Closed sebalis closed 4 years ago
There is no other open source analystic software with this many features, but I'm with you non the less.
Personally I'm importing access.log.1 every day at 0:00 and log rotating is happening at 5:00. So I have 2 day old logs, but no duplicates,
Matomo looks very good, I would like to use it – although for privacy reasons I will restrict myself to the log importer, which reduces the difference to other products. Also this makes it all the more important to get as much accuracy and timeliness out of the importer as possible.
To respect privacy you should imho use the JS tracker because he respects DNT and other tracking blockers while log import will not do that.
Using JS trackers is out of the question – I do see your point about DNT but let’s not even begin to discuss that. And with my concerns I do of course anonymise my logs (by zeroing the final two bytes of the IP).
I see that the import_logs
script has an --exclude-older-than
option (added in December) - would that work, with some kind of "last import" flag that's kept in a file and updated whenever the log is parsed, and then passed to that option? Anyway, I'm planning to set it up this way myself :)
Sorry for the late response. I havent’t tested it as my workaround was to set up a job to import the ‘.1’ log file (the first ‘rotated’ one). This was possible since the rotation at this site takes place at regular intervals. But it does seem that this option would work. I might be interested in using it for another case where the logs do not rotate so regularly but don’t know when I will get round to it. Feel free to close the issue.
One minor quibble: --exclude-older-than t₁ would appear to restrict the import to records with a time t ≥ t₁. If I have imported a logfile I know the time t₀ of the latest record I have imported, so it would be convenient to restrict to t > t₀. It seems like I will have to calculate t₁ = t₀ + 1s in order to use this option. Something like --only-newer-than would be slightly better.
I've actually implemented a PR doing something like this in the meantime: https://github.com/matomo-org/matomo-log-analytics/pull/232
And yes, I tried to use --exclude-older-than
first until I noticed I need to do > and not ≥ 😉
My first approach was to find the last timestamp using a separate script in Ruby, but then I realized that the import_logs.py
is already going through all lines and parsing dates and stuff from them, so it makes more sense if it finds the timestamp during the import.
This is a duplicate of https://github.com/matomo-org/matomo-log-analytics/issues/144 I think.
There is a parameter in the script:
--exclude-older-than
So if you run crontab once at day you can put in param the yesterday date and hour to exclude data in log older (for example becouse log restart every 7 day).
For print yesterday date on linux: date -d "yesterday" +"%Y-%m-%d %H:%M:%S %z"
If the import script is called on the same logfile more than once, entries imported in the first run and still present in the file during the second run are imported twice (at least when I tested it on Apache logs). This creates a few problems: running the script has to be tied to the web server rotating the file, and new entries can not be seen in Matomo until the log has been rotated and the importer run again.

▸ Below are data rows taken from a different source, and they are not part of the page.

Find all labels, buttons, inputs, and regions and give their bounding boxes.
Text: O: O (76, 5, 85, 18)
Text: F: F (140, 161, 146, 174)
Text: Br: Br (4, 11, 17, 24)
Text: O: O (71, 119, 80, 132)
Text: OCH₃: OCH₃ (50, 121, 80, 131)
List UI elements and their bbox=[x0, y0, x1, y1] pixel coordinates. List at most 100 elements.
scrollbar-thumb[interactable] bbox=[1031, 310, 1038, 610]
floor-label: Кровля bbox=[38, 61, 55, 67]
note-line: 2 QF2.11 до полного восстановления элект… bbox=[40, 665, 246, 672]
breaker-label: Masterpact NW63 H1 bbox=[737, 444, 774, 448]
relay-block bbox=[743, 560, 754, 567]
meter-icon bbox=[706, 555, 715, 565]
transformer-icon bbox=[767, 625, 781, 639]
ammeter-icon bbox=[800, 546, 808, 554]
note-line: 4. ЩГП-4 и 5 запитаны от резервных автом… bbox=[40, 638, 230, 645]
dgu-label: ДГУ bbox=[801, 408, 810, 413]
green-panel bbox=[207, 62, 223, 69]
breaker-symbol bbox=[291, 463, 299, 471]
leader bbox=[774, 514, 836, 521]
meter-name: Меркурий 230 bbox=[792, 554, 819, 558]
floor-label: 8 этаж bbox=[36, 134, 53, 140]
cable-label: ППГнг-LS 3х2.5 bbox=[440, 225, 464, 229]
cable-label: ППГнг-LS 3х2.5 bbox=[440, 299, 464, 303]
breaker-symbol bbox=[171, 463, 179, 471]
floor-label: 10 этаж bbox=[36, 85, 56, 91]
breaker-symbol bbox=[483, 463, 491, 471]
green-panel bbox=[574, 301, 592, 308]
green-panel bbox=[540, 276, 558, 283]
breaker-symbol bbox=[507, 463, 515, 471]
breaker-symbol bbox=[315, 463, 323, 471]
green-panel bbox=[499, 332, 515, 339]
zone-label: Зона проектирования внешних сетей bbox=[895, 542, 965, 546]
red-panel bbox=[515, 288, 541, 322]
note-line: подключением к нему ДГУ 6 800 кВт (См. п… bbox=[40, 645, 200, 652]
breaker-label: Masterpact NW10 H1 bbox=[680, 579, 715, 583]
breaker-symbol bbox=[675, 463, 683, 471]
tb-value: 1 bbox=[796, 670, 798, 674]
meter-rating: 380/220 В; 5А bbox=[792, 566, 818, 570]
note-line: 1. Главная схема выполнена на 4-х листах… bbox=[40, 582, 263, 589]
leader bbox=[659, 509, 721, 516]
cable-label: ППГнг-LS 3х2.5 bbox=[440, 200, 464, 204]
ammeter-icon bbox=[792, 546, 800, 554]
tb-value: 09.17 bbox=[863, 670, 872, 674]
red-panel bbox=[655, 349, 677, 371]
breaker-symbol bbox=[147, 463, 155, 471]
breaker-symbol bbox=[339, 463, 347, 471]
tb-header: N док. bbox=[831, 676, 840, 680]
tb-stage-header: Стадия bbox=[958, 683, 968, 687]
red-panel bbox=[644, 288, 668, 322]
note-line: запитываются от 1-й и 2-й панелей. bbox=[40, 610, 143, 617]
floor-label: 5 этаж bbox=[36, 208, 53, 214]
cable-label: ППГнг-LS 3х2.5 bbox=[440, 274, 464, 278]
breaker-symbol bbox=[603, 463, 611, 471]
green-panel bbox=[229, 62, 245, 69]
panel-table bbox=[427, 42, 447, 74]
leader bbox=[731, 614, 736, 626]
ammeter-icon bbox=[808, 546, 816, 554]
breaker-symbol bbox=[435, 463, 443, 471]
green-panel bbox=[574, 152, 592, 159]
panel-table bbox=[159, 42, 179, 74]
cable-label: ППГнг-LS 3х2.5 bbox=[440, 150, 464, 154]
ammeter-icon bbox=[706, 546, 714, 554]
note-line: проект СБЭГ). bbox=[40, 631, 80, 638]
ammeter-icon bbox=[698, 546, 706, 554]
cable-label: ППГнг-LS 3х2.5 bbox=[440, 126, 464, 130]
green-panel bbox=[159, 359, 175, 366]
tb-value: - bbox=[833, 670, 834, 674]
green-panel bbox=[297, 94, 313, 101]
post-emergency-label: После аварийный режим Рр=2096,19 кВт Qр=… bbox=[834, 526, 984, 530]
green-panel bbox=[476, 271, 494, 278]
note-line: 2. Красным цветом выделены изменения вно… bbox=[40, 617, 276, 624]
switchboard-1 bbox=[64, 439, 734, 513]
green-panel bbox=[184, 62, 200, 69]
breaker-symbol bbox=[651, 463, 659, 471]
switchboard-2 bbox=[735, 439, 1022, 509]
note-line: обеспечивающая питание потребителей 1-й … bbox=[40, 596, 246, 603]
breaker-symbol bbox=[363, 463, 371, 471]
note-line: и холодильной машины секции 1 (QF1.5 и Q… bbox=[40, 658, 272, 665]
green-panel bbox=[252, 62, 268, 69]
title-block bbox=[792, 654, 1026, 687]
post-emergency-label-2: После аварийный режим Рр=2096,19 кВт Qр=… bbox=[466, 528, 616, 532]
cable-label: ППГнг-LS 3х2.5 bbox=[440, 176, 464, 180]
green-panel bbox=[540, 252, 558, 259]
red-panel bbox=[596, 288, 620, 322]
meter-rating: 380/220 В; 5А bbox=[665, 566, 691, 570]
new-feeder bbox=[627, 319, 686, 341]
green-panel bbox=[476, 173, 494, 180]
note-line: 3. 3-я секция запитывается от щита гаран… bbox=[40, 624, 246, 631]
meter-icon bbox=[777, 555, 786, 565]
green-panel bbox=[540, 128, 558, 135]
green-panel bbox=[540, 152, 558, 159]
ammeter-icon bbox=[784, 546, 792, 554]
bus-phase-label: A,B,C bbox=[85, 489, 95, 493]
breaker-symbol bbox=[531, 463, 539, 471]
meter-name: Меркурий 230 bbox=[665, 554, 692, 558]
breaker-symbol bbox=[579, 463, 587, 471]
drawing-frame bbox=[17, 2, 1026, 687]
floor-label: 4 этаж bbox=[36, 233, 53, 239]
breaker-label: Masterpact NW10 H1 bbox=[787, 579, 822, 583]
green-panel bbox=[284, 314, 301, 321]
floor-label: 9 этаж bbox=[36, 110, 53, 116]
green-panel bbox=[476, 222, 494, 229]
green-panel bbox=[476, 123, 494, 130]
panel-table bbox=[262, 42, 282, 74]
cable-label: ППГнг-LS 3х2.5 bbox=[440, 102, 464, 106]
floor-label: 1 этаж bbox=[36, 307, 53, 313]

It would be much better if it were possible to run the importer frequently, maybe even every minute. In order to do this, the importer needs to be able to know which entries have already been imported. I don’t know how to implement this in detail. I suppose it should be reasonable to expect that the log entries have time data with one-second granularity. So by remembering the time of the latest entry already imported and perhaps adding some logic for re-identifying entries from that last second, it would become feasible to run the importer as often as one would like without messing up the data. What do you think? For me this might make the difference between choosing Matomo or some other log analysis software.